CBD, short for cannabidiol, began to make waves in 2018, as it was believed to have some effect on a variety of health issues, from inflammation to diabetes. It was soon popping up in products relating to skincare and pain relief. Even some athletes were openly supporting it as a way to boost both energy and workout recovery. But what exactly is it and how is it making its way into our food and drink?
As its name suggests, CBD is derived from cannabis and hemp. A close cousin to THC, the idea driving it as a trend is its ability to relieve pain and anxiety without the psychoactive side effects normally associated with THC. You get what that means. So, as cannabis is slowly starting to become legalized in states across America, so too is CBD making its presence known.
You won’t find CBD as a widespread ingredient just yet, but there are products out there already that use it and like to flaunt its supposed health benefits. One example of this is a drink called Vybes, an organic, CBD-infused beverage sold in 19 states. It comes in flavors like Peach Ginger and Strawberry Lavender. Trendy coffee shops serve it as an add-on and a doughnut shop in Denver even has a CBD glaze for one of their popular menu items.
For many people, CBD’s calming effects are exactly what they want or need, but because of federal laws, serving it can still be a problem for trend-setting bars and restaurants. Regulators in New York City and Los Angeles, for example, have ordered restaurants not to add it to food and drinks. Still, small operations continue to do so as the demand rises.
Despite the praise CBD has been getting lately, most of what we hear about it is unofficial and second-hand. There have been studies done to show that it has positive effects on seizures, for example, but very few others to back up the anti-anxiety and pain relief it is more generally associated with.

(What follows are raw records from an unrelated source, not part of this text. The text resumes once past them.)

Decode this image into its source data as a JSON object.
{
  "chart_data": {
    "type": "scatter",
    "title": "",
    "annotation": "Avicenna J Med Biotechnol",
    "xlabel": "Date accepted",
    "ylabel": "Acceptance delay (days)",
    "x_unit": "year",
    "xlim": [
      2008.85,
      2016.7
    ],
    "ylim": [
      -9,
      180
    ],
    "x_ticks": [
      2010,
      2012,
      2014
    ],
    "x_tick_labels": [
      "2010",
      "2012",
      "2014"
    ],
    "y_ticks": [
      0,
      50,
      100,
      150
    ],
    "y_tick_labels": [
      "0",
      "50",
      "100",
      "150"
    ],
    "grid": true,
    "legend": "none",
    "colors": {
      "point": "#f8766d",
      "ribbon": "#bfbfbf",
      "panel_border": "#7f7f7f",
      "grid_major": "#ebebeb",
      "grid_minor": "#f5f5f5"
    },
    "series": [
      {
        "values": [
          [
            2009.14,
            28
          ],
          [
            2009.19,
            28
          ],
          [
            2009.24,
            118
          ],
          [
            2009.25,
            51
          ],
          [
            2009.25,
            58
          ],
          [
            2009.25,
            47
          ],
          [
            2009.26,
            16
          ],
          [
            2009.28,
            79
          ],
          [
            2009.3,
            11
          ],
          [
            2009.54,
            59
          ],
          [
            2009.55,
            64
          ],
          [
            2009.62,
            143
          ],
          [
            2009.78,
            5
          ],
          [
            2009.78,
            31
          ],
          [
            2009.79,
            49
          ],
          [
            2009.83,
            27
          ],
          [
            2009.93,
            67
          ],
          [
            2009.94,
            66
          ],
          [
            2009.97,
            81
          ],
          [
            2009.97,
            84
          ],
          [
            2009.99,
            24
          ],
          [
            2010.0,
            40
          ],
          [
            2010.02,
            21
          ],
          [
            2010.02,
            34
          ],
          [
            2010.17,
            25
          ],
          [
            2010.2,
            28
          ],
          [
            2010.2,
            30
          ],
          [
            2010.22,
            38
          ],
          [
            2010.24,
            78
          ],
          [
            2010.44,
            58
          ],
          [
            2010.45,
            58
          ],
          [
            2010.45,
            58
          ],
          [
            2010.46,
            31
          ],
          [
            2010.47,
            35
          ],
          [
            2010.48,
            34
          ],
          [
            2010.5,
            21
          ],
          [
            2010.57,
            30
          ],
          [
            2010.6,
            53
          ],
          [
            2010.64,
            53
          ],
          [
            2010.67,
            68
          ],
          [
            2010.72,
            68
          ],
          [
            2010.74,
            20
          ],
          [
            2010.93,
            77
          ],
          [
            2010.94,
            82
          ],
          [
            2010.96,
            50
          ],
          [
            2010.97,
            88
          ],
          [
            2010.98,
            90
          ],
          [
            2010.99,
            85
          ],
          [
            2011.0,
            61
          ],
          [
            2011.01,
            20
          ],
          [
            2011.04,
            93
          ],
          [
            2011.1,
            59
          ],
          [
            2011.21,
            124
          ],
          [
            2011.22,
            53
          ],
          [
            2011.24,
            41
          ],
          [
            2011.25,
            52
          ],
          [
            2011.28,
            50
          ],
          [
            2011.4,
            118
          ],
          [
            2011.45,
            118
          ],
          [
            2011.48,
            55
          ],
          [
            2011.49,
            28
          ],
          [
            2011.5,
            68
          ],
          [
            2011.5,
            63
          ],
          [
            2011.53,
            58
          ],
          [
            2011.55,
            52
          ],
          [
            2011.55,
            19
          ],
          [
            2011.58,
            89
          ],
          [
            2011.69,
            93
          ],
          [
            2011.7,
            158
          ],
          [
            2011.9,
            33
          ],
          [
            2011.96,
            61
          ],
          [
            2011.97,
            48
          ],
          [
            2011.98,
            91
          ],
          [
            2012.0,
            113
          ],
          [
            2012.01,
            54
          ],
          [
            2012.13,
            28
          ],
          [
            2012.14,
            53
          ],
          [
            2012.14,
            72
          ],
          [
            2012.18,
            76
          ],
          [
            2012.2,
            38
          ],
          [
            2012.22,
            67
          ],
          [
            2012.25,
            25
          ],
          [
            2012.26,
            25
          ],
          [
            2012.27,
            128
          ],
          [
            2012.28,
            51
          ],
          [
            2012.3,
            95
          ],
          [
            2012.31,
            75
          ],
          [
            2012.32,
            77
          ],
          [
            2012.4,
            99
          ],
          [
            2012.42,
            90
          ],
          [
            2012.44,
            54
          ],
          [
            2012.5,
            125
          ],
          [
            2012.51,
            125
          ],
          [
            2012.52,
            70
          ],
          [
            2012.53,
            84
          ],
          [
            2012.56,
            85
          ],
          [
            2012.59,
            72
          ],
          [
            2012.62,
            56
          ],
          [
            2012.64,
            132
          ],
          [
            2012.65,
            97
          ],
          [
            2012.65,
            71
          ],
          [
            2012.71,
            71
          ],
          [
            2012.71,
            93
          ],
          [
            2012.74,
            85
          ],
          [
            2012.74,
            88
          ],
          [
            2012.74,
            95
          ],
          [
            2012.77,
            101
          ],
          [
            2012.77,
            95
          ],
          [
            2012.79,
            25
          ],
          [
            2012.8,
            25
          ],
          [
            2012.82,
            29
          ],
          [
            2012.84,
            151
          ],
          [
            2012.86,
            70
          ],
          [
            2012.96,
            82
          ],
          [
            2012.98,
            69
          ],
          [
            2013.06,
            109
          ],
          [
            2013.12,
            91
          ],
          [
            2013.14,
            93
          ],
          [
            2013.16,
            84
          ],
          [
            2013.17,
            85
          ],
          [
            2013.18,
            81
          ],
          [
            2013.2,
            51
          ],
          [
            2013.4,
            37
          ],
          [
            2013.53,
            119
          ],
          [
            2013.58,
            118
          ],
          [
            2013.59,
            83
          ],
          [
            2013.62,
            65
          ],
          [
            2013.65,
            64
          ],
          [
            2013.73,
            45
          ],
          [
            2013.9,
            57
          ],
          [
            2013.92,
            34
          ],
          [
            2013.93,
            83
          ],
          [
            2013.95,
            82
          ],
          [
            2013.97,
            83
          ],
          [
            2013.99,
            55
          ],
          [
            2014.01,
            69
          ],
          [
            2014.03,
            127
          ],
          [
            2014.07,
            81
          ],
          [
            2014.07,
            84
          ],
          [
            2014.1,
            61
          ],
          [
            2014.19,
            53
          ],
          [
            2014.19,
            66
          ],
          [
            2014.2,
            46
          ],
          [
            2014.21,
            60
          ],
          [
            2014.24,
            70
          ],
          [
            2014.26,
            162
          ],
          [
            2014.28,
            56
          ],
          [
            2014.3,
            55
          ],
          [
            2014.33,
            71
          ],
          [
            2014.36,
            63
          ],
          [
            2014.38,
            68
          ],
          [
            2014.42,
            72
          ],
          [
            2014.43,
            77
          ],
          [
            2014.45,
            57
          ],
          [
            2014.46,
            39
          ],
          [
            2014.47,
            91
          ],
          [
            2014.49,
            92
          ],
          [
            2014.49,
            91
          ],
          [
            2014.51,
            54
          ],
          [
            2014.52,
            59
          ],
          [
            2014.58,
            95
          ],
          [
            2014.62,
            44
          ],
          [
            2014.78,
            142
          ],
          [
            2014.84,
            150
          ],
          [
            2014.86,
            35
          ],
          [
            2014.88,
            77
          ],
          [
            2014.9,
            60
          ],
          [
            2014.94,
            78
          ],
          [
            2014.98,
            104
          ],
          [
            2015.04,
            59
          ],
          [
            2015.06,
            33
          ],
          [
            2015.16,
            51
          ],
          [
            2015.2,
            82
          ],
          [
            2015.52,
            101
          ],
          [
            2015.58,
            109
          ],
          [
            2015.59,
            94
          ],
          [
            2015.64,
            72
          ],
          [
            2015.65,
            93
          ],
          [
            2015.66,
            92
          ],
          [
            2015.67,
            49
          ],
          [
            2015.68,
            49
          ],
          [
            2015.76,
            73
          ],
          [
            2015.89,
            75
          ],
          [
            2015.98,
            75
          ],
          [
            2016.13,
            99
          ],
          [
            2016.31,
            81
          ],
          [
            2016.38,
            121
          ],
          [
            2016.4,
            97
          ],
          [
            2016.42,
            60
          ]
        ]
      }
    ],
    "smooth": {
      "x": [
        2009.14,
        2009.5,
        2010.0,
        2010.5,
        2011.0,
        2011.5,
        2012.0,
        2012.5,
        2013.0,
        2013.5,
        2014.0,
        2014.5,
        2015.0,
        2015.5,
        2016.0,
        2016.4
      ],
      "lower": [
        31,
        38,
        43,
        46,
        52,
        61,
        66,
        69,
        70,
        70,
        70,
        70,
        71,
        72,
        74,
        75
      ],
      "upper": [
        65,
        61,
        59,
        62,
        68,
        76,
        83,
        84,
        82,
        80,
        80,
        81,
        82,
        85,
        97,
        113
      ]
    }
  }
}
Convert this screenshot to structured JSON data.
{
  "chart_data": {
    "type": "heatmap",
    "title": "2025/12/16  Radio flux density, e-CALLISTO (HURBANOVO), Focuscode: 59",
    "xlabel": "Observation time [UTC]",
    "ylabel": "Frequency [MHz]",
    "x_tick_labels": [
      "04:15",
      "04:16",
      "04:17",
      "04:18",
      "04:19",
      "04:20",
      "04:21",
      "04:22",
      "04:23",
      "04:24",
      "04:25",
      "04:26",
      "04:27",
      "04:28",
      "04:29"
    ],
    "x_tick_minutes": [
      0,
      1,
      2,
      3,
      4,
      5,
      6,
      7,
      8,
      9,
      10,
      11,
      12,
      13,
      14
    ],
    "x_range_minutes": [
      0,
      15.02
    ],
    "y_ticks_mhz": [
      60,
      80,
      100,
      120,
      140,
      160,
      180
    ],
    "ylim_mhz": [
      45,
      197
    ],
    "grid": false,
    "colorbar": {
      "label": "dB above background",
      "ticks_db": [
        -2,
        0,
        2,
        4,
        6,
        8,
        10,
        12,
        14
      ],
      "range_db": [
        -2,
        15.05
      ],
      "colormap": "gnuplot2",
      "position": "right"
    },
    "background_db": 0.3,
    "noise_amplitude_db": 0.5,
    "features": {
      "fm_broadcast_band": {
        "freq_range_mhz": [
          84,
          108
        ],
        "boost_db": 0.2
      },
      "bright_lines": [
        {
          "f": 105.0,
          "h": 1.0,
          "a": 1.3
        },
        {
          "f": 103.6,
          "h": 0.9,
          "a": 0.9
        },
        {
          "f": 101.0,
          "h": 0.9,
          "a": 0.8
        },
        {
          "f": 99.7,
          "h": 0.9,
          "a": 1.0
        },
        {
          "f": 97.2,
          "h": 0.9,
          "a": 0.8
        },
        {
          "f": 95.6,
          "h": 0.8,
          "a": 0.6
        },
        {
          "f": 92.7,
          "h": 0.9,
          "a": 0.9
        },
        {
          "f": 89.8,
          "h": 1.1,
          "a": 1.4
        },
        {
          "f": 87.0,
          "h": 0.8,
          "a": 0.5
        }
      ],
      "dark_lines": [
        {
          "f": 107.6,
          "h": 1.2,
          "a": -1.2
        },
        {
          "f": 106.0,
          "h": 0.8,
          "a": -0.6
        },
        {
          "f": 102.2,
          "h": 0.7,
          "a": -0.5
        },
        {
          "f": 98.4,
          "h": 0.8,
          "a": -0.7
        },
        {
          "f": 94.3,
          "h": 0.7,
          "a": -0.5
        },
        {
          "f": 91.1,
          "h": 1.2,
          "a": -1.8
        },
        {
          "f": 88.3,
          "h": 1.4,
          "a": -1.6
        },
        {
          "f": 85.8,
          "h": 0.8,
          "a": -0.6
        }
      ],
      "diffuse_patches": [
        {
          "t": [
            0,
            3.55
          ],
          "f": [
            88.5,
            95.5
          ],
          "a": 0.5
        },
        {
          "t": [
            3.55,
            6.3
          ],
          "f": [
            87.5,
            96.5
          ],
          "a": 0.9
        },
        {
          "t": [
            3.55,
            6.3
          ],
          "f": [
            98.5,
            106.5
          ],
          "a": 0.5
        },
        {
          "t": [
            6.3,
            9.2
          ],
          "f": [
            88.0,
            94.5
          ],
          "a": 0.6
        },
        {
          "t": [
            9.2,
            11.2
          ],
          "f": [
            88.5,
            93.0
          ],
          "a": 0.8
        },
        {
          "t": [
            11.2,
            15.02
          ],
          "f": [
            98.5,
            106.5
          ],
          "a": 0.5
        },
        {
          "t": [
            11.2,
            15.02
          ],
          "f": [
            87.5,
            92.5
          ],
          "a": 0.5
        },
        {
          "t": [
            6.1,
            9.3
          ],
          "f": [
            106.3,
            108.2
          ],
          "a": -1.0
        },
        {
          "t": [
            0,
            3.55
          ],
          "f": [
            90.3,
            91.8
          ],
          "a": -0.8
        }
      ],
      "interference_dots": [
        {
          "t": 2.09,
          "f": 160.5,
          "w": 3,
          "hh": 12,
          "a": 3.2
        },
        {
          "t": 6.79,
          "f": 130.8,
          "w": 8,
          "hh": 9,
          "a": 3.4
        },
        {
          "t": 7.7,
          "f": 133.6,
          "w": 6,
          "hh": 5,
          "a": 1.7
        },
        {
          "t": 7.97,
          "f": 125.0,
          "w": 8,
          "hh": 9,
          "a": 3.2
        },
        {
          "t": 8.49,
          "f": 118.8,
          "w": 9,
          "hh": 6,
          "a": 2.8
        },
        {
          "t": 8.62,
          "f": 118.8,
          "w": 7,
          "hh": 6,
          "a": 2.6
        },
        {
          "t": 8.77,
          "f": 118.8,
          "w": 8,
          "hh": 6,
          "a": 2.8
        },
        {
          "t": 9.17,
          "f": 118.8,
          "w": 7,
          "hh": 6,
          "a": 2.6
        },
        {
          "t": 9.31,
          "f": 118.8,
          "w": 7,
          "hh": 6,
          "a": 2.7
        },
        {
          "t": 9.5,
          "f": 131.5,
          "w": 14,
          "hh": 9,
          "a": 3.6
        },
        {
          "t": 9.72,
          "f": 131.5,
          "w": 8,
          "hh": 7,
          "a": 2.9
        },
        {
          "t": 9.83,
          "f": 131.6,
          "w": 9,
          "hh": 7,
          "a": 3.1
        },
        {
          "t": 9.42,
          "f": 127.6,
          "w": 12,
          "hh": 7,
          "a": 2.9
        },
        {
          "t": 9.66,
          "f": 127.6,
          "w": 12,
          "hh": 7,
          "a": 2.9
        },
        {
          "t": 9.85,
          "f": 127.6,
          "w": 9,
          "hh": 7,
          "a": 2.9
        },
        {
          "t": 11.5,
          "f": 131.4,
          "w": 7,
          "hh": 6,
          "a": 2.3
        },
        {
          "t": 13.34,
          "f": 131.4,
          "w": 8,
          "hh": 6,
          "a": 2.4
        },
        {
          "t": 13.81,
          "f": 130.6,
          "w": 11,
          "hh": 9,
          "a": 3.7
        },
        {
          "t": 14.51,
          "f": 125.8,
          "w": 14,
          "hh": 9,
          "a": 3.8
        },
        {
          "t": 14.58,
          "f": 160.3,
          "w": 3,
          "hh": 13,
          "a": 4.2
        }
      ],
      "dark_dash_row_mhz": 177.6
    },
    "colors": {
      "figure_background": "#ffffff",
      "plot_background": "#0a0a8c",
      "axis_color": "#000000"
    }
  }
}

A lot of this is because of federal regulations that make those kinds of studies difficult.
That doesn’t stop the hype machine, though. CBD is still gaining traction, especially in the cocktail scene, where there are already CBD-focused bars in places like New York City. There’s even talk of it being specifically used in alcohol-free or low-ABV cocktails as a counter to the negative effects of alcohol.
What can be taken from all of this is clear: While CBD is trendy and shows promise through many of the health benefits marketers hold on to, there just isn’t enough scientific evidence to back them up yet. For the time being, it’s just the new “it” ingredient, as noted by some of America’s leading culinary professionals. When you’re even seeing it marketed to your pet, that’s a sure sign it’s here to stay. At least for a while.